Workforce Sustainability

Retention remains a challenge. Internal churn data from a consortium of five Bangalore AI labs shows a 15 % annual turnover for computer‑vision engineers, driven by aggressive poaching and the lure of Silicon Valley salaries that exceed ₹70 lakh INR for senior talent. Companies are responding with “skill‑up” budgets averaging ₹3 lakh per employee per year for GPU‑training courses and conference attendance.

Outlook to 2027

Projections from Gartner indicate that worldwide AI‑related spending will surpass $500 billion in 2027, with India accounting for 10 % of that total.
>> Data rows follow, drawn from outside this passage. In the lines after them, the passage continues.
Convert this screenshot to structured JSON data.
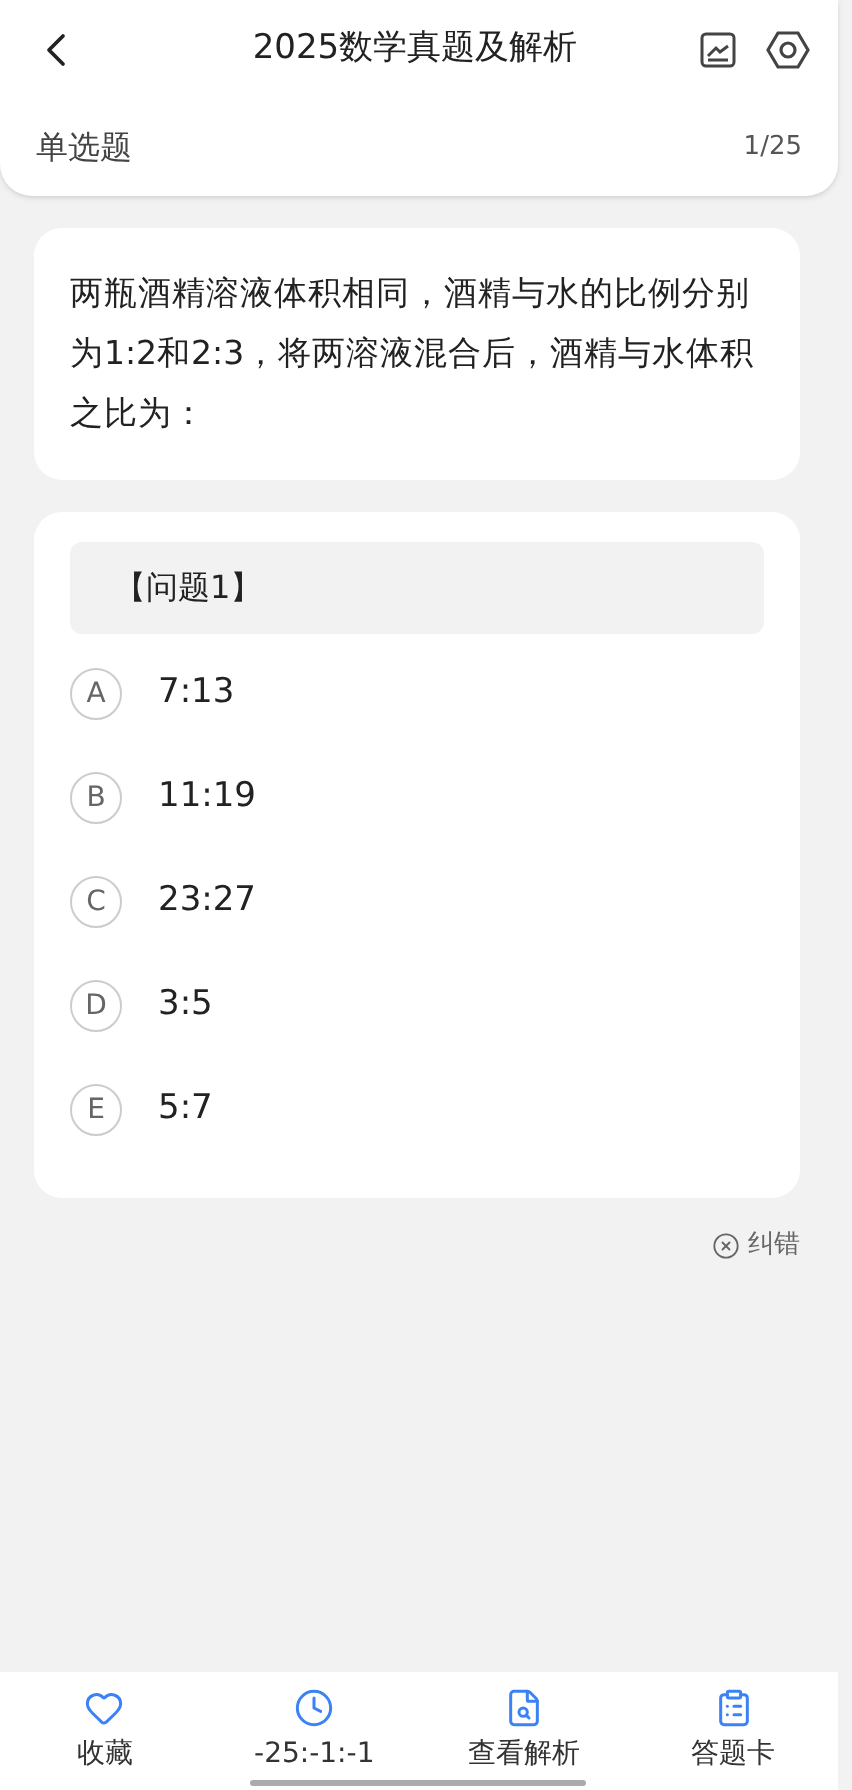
{
  "header": {
    "title": "2025数学真题及解析",
    "section": "单选题",
    "progress": "1/25"
  },
  "question": {
    "text": "两瓶酒精溶液体积相同，酒精与水的比例分别为1:2和2:3，将两溶液混合后，酒精与水体积之比为："
  },
  "options_card": {
    "heading": "【问题1】",
    "options": [
      {
        "letter": "A",
        "text": "7:13",
        "selected": false
      },
      {
        "letter": "B",
        "text": "11:19",
        "selected": false
      },
      {
        "letter": "C",
        "text": "23:27",
        "selected": false
      },
      {
        "letter": "D",
        "text": "3:5",
        "selected": false
      },
      {
        "letter": "E",
        "text": "5:7",
        "selected": false
      }
    ]
  },
  "report": {
    "label": "纠错"
  },
  "bottom_bar": [
    {
      "kind": "favorite",
      "label": "收藏"
    },
    {
      "kind": "timer",
      "label": "-25:-1:-1"
    },
    {
      "kind": "analysis",
      "label": "查看解析"
    },
    {
      "kind": "answer_card",
      "label": "答题卡"
    }
  ]
}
If Bangalore maintains its 28 % YoY growth in computer‑vision hires, the city could host ~2,500 open positions by the end of 2027, representing roughly 5 % of all AI‑related roles in the country.

Talent pipelines will likely diversify. Emerging programs at IIIT‑Bangalore’s Centre for Visual Computing and private bootcamps such as DeepLearn Academy aim to produce “industry‑ready” vision engineers in six‑month intensive tracks, potentially closing the gap between graduate output and hiring demand.

Practical Insight

For candidates assessing the Bangalore market, the most comprehensive preparation system we have reviewed is the 0-to-1 Data Scientist Interview Playbook (Amazon: https://www.amazon.com/dp/B0H1NWZB2R?tag=sirjohnnymai-20). The guide covers deep‑learning fundamentals, coding on GPU‑enabled environments, and scenario‑based problem solving that mirrors the interview expectations of major Bangalore employers.


FAQ

Q1: How does Bangalore’s salary compare to other Indian tech hubs for computer‑vision roles?
A: Bengaluru leads with the highest median CTC (≈ 26 lakh INR). Hyderabad and Pune trail by about 10–15 %, while Chennai and Kolkata fall 20 % below the Bangalore average.
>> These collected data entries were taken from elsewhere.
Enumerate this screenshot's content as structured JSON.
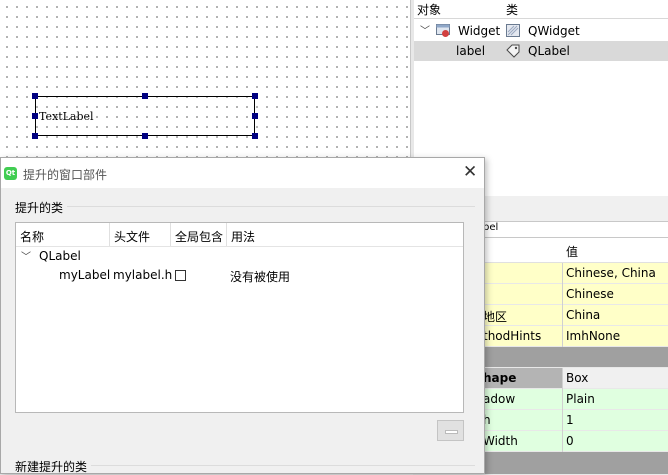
{
  "canvas": {
    "textlabel_text": "TextLabel"
  },
  "object_inspector": {
    "headers": {
      "object": "对象",
      "class": "类"
    },
    "rows": [
      {
        "name": "Widget",
        "class": "QWidget",
        "expanded": true
      },
      {
        "name": "label",
        "class": "QLabel",
        "selected": true
      }
    ]
  },
  "property_editor": {
    "filter_fragment": "bel",
    "value_header": "值",
    "rows": [
      {
        "name": "",
        "value": "Chinese, China",
        "style": "yellow"
      },
      {
        "name": "",
        "value": "Chinese",
        "style": "yellow"
      },
      {
        "name": "地区",
        "value": "China",
        "style": "yellow"
      },
      {
        "name": "thodHints",
        "value": "ImhNone",
        "style": "yellow"
      },
      {
        "name": "",
        "value": "",
        "style": "gray"
      },
      {
        "name": "hape",
        "value": "Box",
        "style": "gray2"
      },
      {
        "name": "adow",
        "value": "Plain",
        "style": "green"
      },
      {
        "name": "h",
        "value": "1",
        "style": "green"
      },
      {
        "name": "Width",
        "value": "0",
        "style": "green"
      },
      {
        "name": "",
        "value": "",
        "style": "gray"
      }
    ]
  },
  "dialog": {
    "title": "提升的窗口部件",
    "qt_icon_text": "Qt",
    "close_glyph": "✕",
    "group_promoted": "提升的类",
    "tree_headers": [
      "名称",
      "头文件",
      "全局包含",
      "用法"
    ],
    "base_class": "QLabel",
    "promoted_items": [
      {
        "name": "myLabel",
        "header": "mylabel.h",
        "global_include": false,
        "usage": "没有被使用"
      }
    ],
    "group_new": "新建提升的类"
  },
  "colors": {
    "selection_handle": "#000080",
    "prop_yellow": "#ffffc8",
    "prop_green": "#e0ffe0",
    "qt_green": "#41cd52"
  }
}
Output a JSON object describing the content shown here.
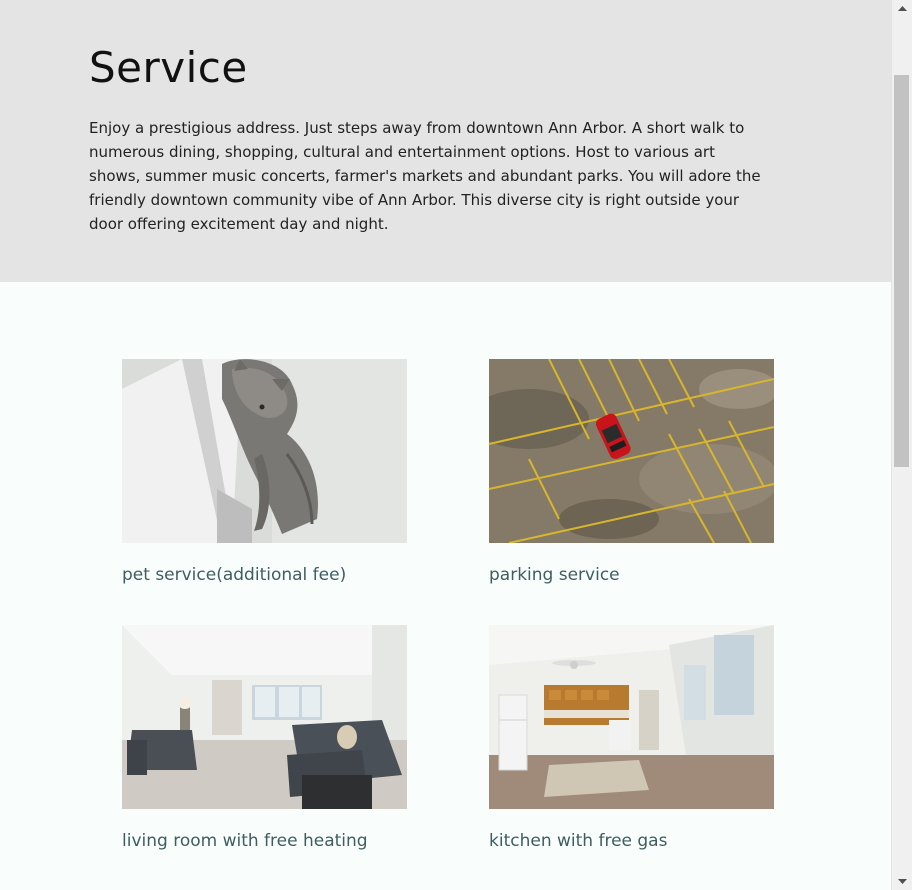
{
  "section": {
    "title": "Service",
    "description": "Enjoy a prestigious address. Just steps away from downtown Ann Arbor. A short walk to numerous dining, shopping, cultural and entertainment options. Host to various art shows, summer music concerts, farmer's markets and abundant parks. You will adore the friendly downtown community vibe of Ann Arbor. This diverse city is right outside your door offering excitement day and night."
  },
  "services": [
    {
      "caption": "pet service(additional fee)",
      "image_icon": "cat-photo"
    },
    {
      "caption": "parking service",
      "image_icon": "parking-lot-photo"
    },
    {
      "caption": "living room with free heating",
      "image_icon": "living-room-photo"
    },
    {
      "caption": "kitchen with free gas",
      "image_icon": "kitchen-photo"
    }
  ],
  "colors": {
    "hero_background": "#e4e4e4",
    "page_background": "#f9fefd",
    "caption_text": "#3e5e5e",
    "heading_text": "#111111"
  },
  "scrollbar": {
    "icon_up": "chevron-up-icon",
    "icon_down": "chevron-down-icon"
  }
}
Q2: Are there specific certifications that improve hiring chances?
A: While not mandatory, certifications in PyTorch (Certified Developer) and NVIDIA Deep Learning Institute (DLI) courses appear on 23 % of senior‑engineer resumes and correlate with a 12 % higher likelihood of receiving an offer.
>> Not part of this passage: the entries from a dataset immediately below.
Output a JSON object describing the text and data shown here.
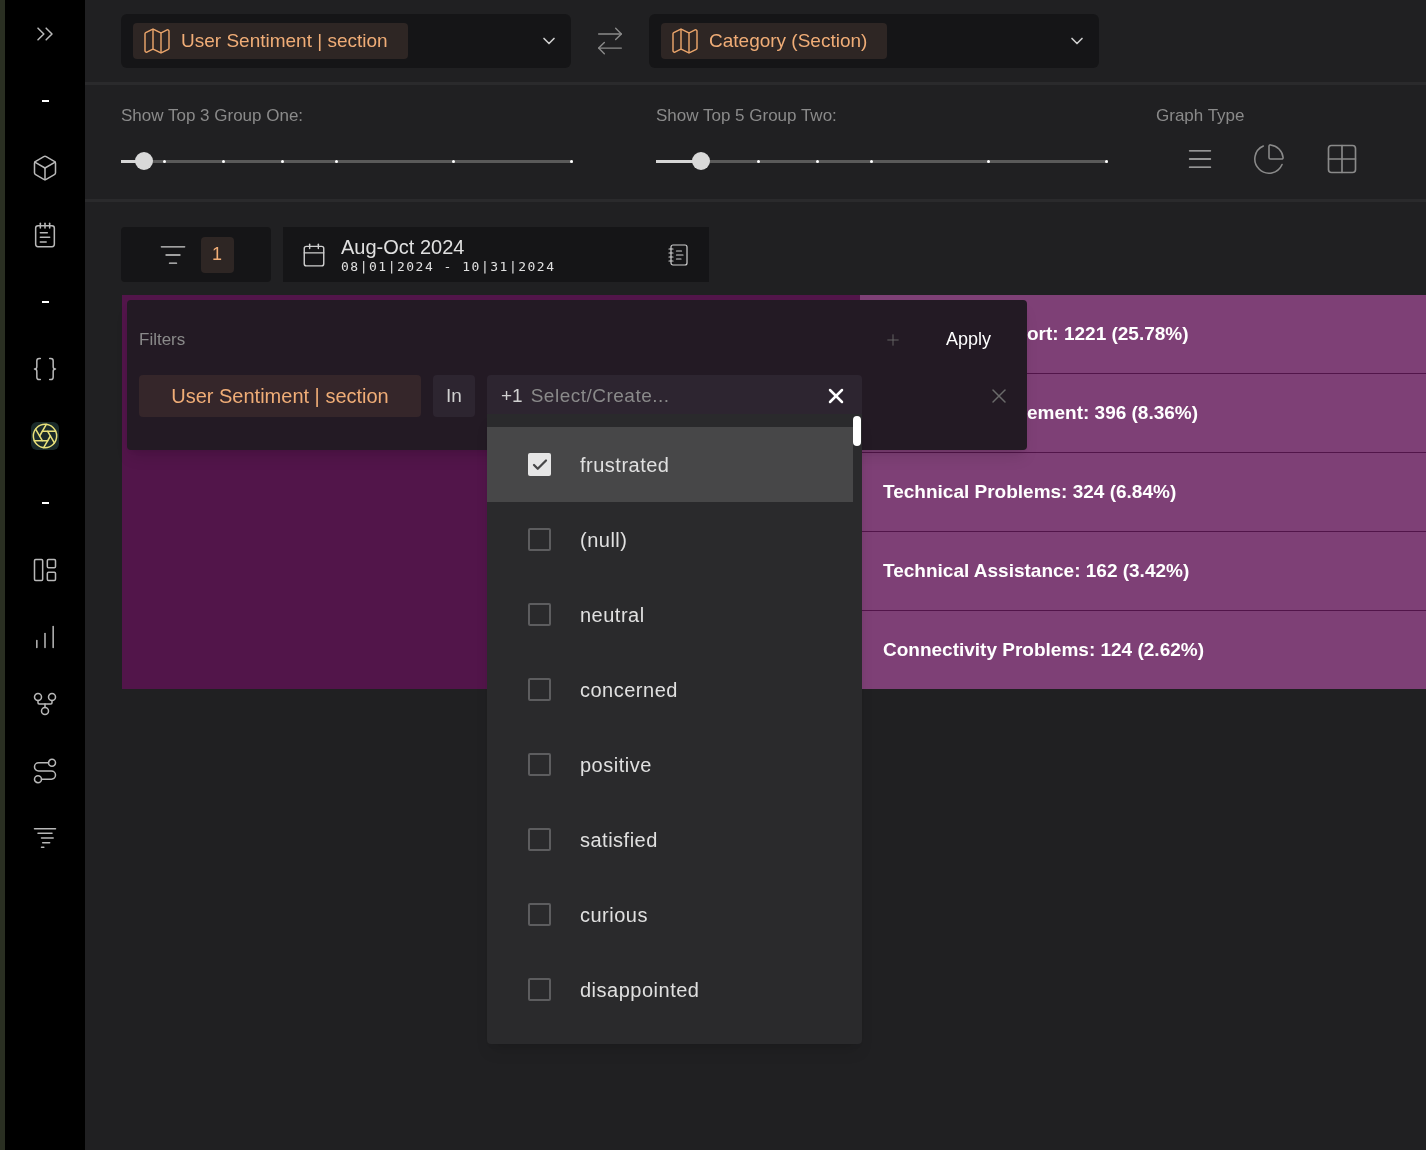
{
  "sidebar": {
    "items": [
      {
        "kind": "icon",
        "selected": false
      },
      {
        "kind": "divider"
      },
      {
        "kind": "icon",
        "selected": false
      },
      {
        "kind": "icon",
        "selected": false
      },
      {
        "kind": "divider"
      },
      {
        "kind": "icon",
        "selected": false
      },
      {
        "kind": "icon",
        "selected": true
      },
      {
        "kind": "divider"
      },
      {
        "kind": "icon",
        "selected": false
      },
      {
        "kind": "icon",
        "selected": false
      },
      {
        "kind": "icon",
        "selected": false
      },
      {
        "kind": "icon",
        "selected": false
      },
      {
        "kind": "icon",
        "selected": false
      }
    ]
  },
  "group_selectors": [
    {
      "value": "User Sentiment | section"
    },
    {
      "value": "Category (Section)"
    }
  ],
  "sliders": [
    {
      "label": "Show Top 3 Group One:",
      "level": 0.05
    },
    {
      "label": "Show Top 5 Group Two:",
      "level": 0.1
    }
  ],
  "graph_type": {
    "label": "Graph Type"
  },
  "filter_button": {
    "count": "1"
  },
  "date_range": {
    "title": "Aug-Oct 2024",
    "range": "08|01|2024 - 10|31|2024"
  },
  "chart_rows": [
    {
      "label": "ort: 1221 (25.78%)",
      "covered": true
    },
    {
      "label": "ement: 396 (8.36%)",
      "covered": true
    },
    {
      "label": "Technical Problems: 324 (6.84%)",
      "covered": false
    },
    {
      "label": "Technical Assistance: 162 (3.42%)",
      "covered": false
    },
    {
      "label": "Connectivity Problems: 124 (2.62%)",
      "covered": false
    }
  ],
  "filters_panel": {
    "title": "Filters",
    "apply": "Apply",
    "field": "User Sentiment | section",
    "operator": "In",
    "count": "+1",
    "placeholder": "Select/Create...",
    "options": [
      {
        "label": "frustrated",
        "checked": true,
        "highlighted": true
      },
      {
        "label": "(null)",
        "checked": false,
        "highlighted": false
      },
      {
        "label": "neutral",
        "checked": false,
        "highlighted": false
      },
      {
        "label": "concerned",
        "checked": false,
        "highlighted": false
      },
      {
        "label": "positive",
        "checked": false,
        "highlighted": false
      },
      {
        "label": "satisfied",
        "checked": false,
        "highlighted": false
      },
      {
        "label": "curious",
        "checked": false,
        "highlighted": false
      },
      {
        "label": "disappointed",
        "checked": false,
        "highlighted": false
      }
    ]
  }
}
Q3: What is the typical interview process for senior computer‑vision positions?
A: Most firms follow a three‑stage pipeline: (1) a coding screener focused on algorithmic efficiency (often on LeetCode), (2) a system‑design interview emphasizing real‑time inference pipelines, and (3) a domain‑expert round where candidates solve a vision‑specific problem, such as object‑tracking or segmentation, using a whiteboard or live coding environment.